13. Hence, the temporary appointment as reflected from the letter of appointment of the petitioner itself, it cannot be read, as if it was a permanent appointment, to exclude the application of the Temporary Government Service Rules of 2003, for the purposes of issuance of notice, impugned in the writ petition for the purposes of dispensing the services of the petitioner, after giving her 30 days notice, as provided, therein.
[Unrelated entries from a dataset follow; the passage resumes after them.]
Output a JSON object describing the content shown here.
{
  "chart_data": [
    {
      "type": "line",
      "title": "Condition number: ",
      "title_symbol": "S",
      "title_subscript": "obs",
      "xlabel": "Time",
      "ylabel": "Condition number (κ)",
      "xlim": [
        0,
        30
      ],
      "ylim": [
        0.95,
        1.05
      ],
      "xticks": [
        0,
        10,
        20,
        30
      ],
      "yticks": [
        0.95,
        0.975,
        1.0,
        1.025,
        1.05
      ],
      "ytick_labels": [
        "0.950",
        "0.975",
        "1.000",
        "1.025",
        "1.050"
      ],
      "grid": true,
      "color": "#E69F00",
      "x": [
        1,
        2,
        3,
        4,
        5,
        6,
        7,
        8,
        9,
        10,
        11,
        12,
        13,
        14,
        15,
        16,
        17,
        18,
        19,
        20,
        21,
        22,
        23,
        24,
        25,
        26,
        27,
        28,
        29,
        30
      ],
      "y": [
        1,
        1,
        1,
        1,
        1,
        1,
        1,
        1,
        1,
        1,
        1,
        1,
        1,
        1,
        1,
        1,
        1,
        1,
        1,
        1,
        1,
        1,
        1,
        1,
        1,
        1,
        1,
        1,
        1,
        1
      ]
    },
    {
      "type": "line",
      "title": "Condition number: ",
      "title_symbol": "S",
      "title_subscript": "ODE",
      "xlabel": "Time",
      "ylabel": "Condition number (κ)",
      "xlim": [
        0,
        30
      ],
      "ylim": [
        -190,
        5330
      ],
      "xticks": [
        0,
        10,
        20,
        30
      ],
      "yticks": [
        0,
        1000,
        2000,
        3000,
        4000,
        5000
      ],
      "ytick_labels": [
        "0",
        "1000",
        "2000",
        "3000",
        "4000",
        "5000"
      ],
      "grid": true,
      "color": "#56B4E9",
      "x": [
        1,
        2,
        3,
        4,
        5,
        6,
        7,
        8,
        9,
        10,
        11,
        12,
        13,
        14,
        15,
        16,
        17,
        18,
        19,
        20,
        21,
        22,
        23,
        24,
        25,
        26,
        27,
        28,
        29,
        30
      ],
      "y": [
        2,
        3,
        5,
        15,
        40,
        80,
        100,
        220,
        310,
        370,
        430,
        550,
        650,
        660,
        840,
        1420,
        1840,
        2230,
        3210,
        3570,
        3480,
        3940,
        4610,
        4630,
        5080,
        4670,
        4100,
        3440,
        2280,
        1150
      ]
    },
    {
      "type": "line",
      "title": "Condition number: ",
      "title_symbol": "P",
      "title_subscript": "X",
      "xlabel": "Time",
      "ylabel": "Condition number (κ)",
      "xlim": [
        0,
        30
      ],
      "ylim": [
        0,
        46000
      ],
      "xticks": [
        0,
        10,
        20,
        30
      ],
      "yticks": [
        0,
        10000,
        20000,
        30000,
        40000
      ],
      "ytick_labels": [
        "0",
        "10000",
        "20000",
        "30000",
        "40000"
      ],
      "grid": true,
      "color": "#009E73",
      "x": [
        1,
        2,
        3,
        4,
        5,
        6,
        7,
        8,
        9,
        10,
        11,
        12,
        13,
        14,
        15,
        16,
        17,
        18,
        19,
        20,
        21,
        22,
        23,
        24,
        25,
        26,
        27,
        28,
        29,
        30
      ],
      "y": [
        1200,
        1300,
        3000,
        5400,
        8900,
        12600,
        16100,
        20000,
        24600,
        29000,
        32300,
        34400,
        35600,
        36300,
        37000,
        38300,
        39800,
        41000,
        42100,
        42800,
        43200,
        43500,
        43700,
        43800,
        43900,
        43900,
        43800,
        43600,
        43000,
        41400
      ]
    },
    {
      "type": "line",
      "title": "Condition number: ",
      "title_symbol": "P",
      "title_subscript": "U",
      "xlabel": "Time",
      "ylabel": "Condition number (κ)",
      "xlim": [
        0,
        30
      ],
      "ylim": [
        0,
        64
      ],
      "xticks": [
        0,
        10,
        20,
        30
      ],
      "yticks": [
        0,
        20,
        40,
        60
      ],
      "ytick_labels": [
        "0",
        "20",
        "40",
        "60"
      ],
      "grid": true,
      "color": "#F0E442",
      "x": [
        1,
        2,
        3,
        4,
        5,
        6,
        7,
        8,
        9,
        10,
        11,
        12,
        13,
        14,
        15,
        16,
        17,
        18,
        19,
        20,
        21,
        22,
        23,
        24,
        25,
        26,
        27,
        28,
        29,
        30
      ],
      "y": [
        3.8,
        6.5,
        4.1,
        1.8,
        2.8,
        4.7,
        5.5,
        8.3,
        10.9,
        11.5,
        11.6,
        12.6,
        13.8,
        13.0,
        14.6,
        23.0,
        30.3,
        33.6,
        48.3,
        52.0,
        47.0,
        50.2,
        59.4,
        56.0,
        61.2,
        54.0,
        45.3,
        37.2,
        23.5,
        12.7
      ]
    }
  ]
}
14. In that view of the matter, and for the reasons already dealt with above, the contention of the petitioner is not accepted by this Court, and it is always a prerogative of the employer, that an employee who has been appointed on a temporary basis, they can always have a resort to the procedure provided under the Rules of 2003, for the purposes of dispensation of services of the temporary government servant, and that too this Court is of the view that for the purposes of passing of an order under the Rules of 2003, no adherence of principle of natural justice is required for the reason, that it is not a stigmatic order, which creates any obstruction to the petitioner, in getting any future appointment in any other Government Department.

15. In that view of the matter, the notice issued to the petitioner under the Rules of 2003, doesn't apparently seems to suffer

from any error. Hence, the writ petition lacks merit, and the same is accordingly dismissed.